Bonnie Cash | Bloomberg | Getty Images
The Supreme Court said Thursday that it will hear arguments in a case challenging the Biden administration’s student loan debt relief plan — but kept in place a lower appeals court’s nationwide injunction that prevents that program from taking effect for now.
Oral arguments in the case were set for February in the order released Thursday.
The administration on Nov. 18 asked Justice Brett Kavanagh to lift an injunction against the student loan relief program, which would cancel hundreds of billions of dollars in federal debt.
The US 8th Circuit Court of Appeals in St. Louis issued that injunction on Nov. 14 in response to a legal challenge by six Republican-led states. Kavanagh is the Supreme Court justice responsible for handling emergency applications arising from 8th Circuit cases.
In its order Thursday, the Supreme Court said that consideration of the application to lift the injunction “is deferred pending oral argument.”
Days before the 8th Circuit issued its injunction, Judge Mark Pittman in the US District Court in Texas ruled the debt relief plan was unconstitutional, in response to another lawsuit challenging the program.
That ruling, which also applies nationwide, likewise remains in effect.

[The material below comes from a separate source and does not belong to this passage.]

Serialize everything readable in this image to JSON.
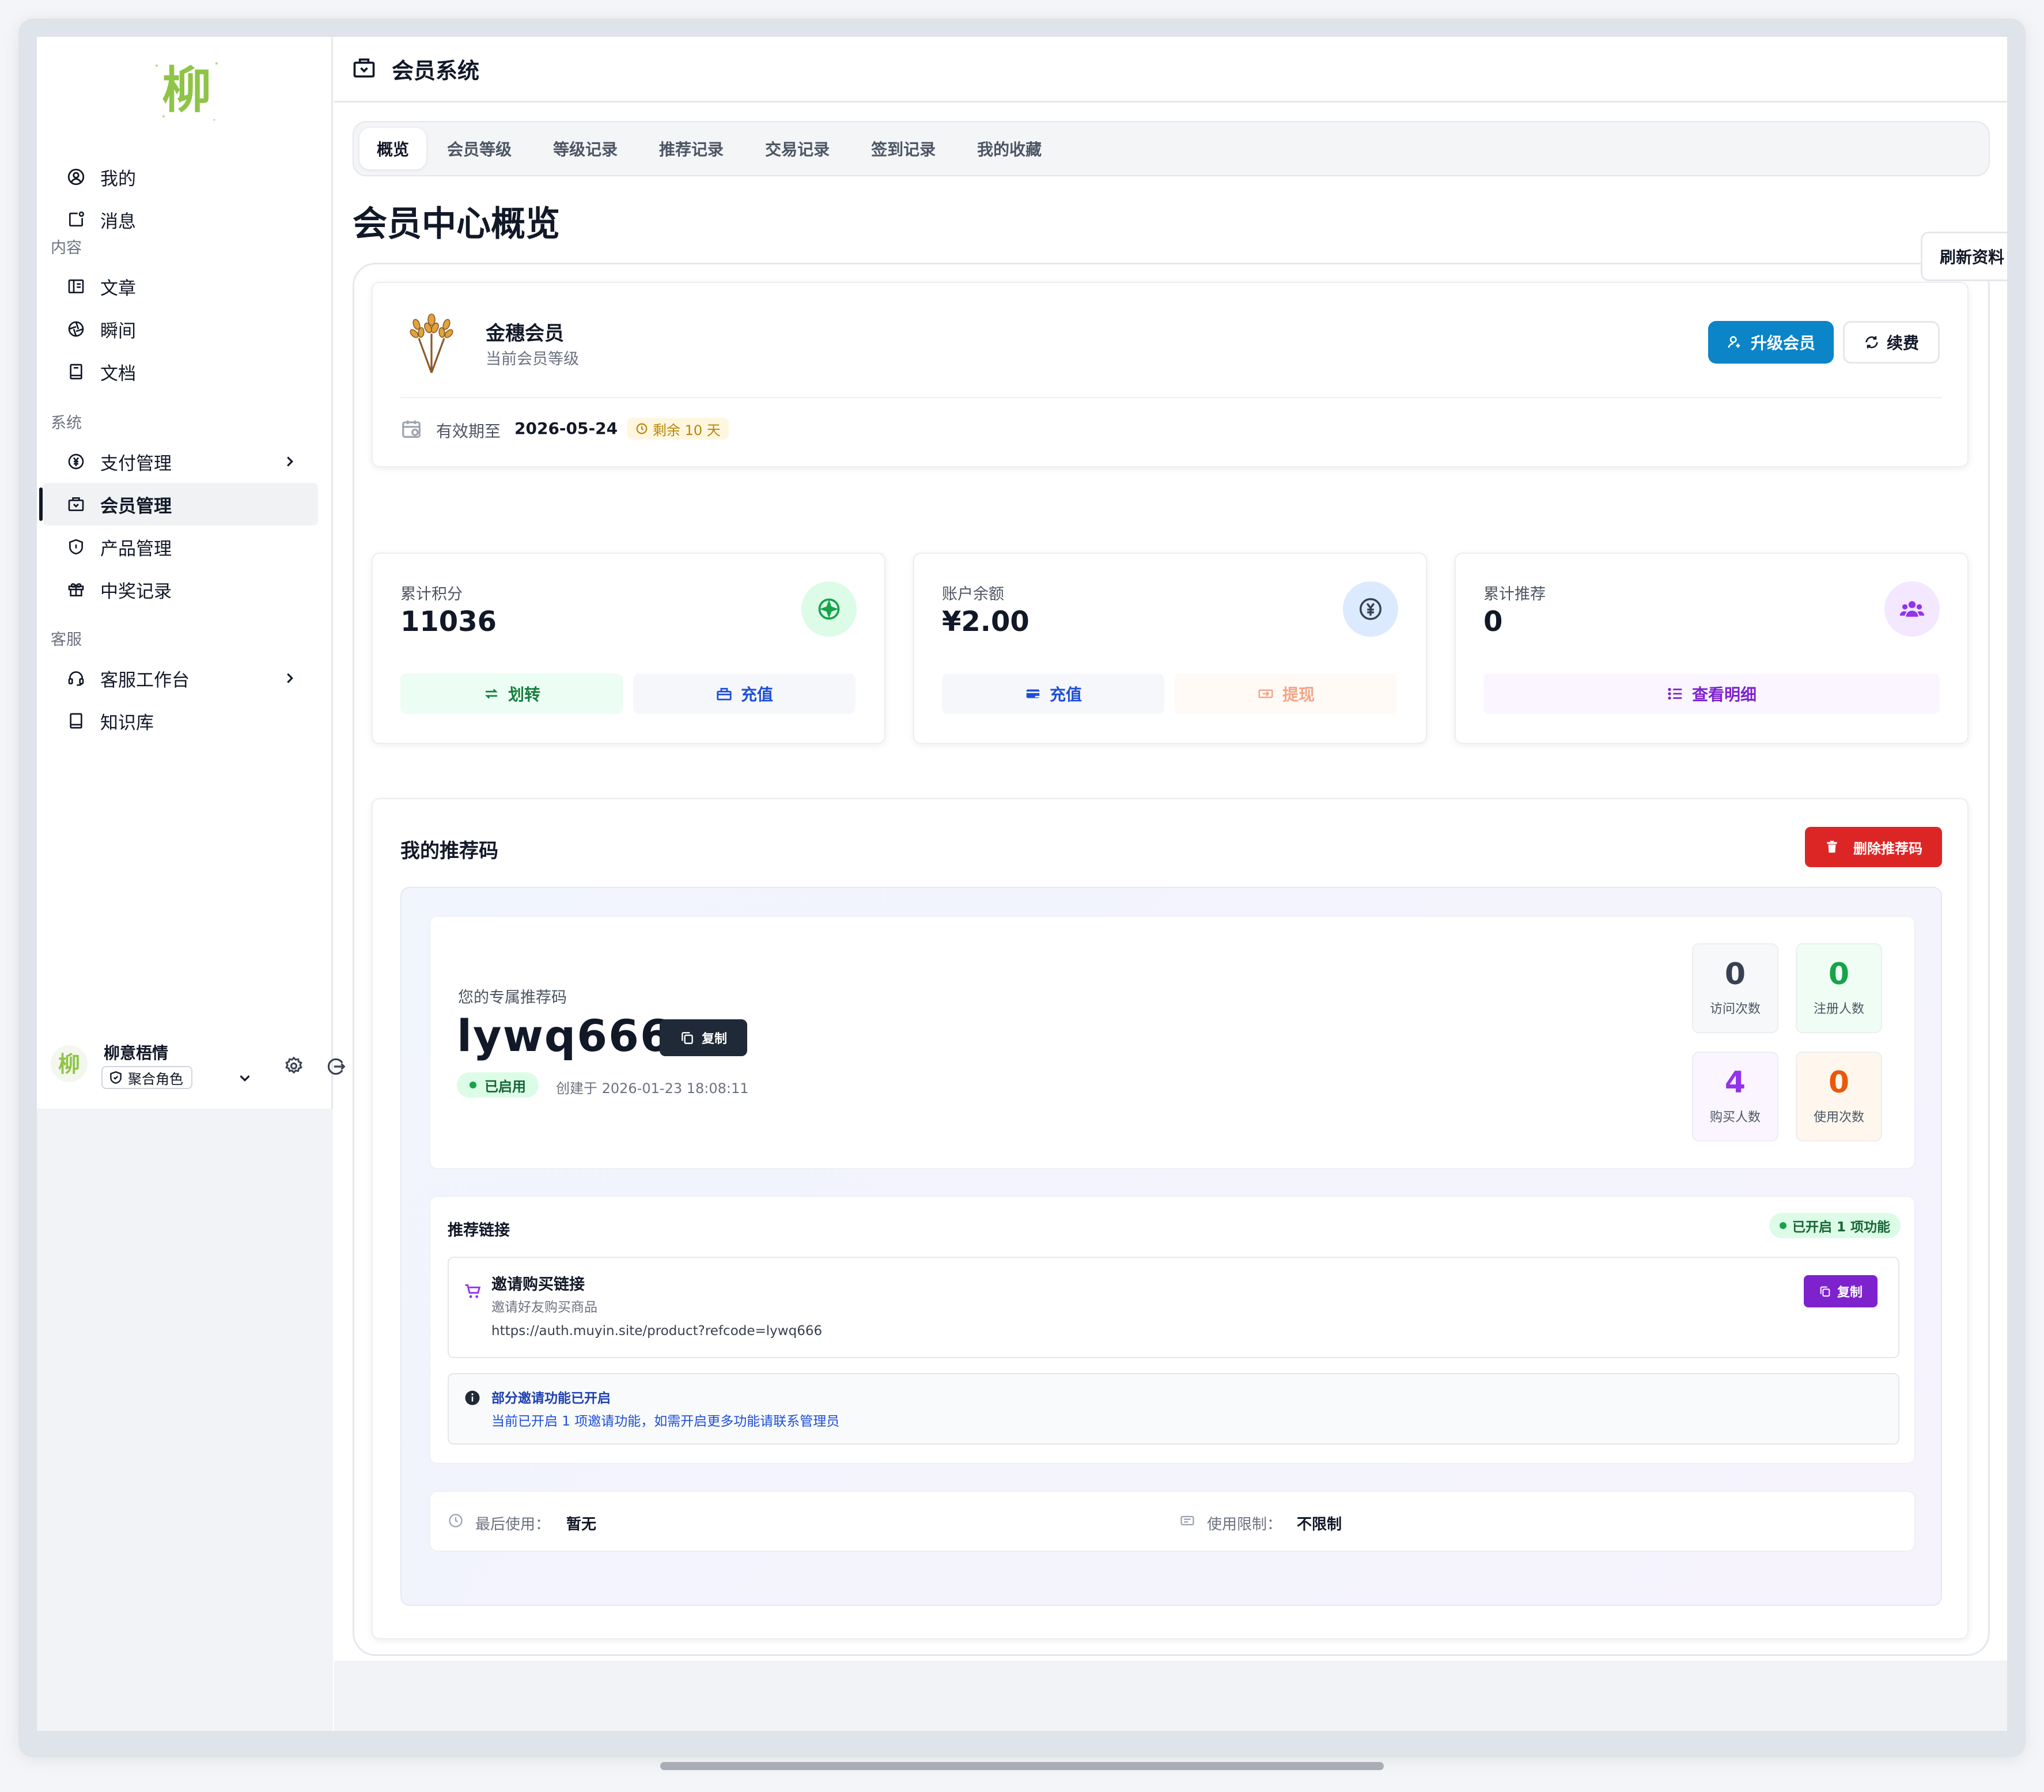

The Biden administration had asked the federal 5th Circuit Court of Appeals in New Orleans to put a temporary hold on the decision.
But on Wednesday night, the 5th Circuit refused to grant that hold. The administration was expected to ask the Supreme Court to block Pittman’s ruling from remaining in effect.
People walk across the plaza of the US Supreme Court building on the first day of the court’s new term in Washington, October 3, 2022.
Jonathan Ernst | Reuters
President Joe Biden’s plan would cancel up to $20,000 in debt for millions of people who took out student loans.
By early November, before the injunctions were issued, nearly 26 million people had applied for the program. About 16 million applications had been approved before the program was suspended.
The administration last week said it will extend a pause in required payments on federal student loans until after June, or until court-issued blocks on the debt forgiveness plan are removed.
“We’re extending the payment pause because it would be deeply unfair to ask borrowers to pay a debt that they wouldn’t have to pay, were it not for the baseless lawsuits brought by Republican officials and special interests,” Education Secretary Miguel Cardona said in a Nov. 23 statement.’
Without that break, federal student debt holders would have been scheduled to resume their payments in January.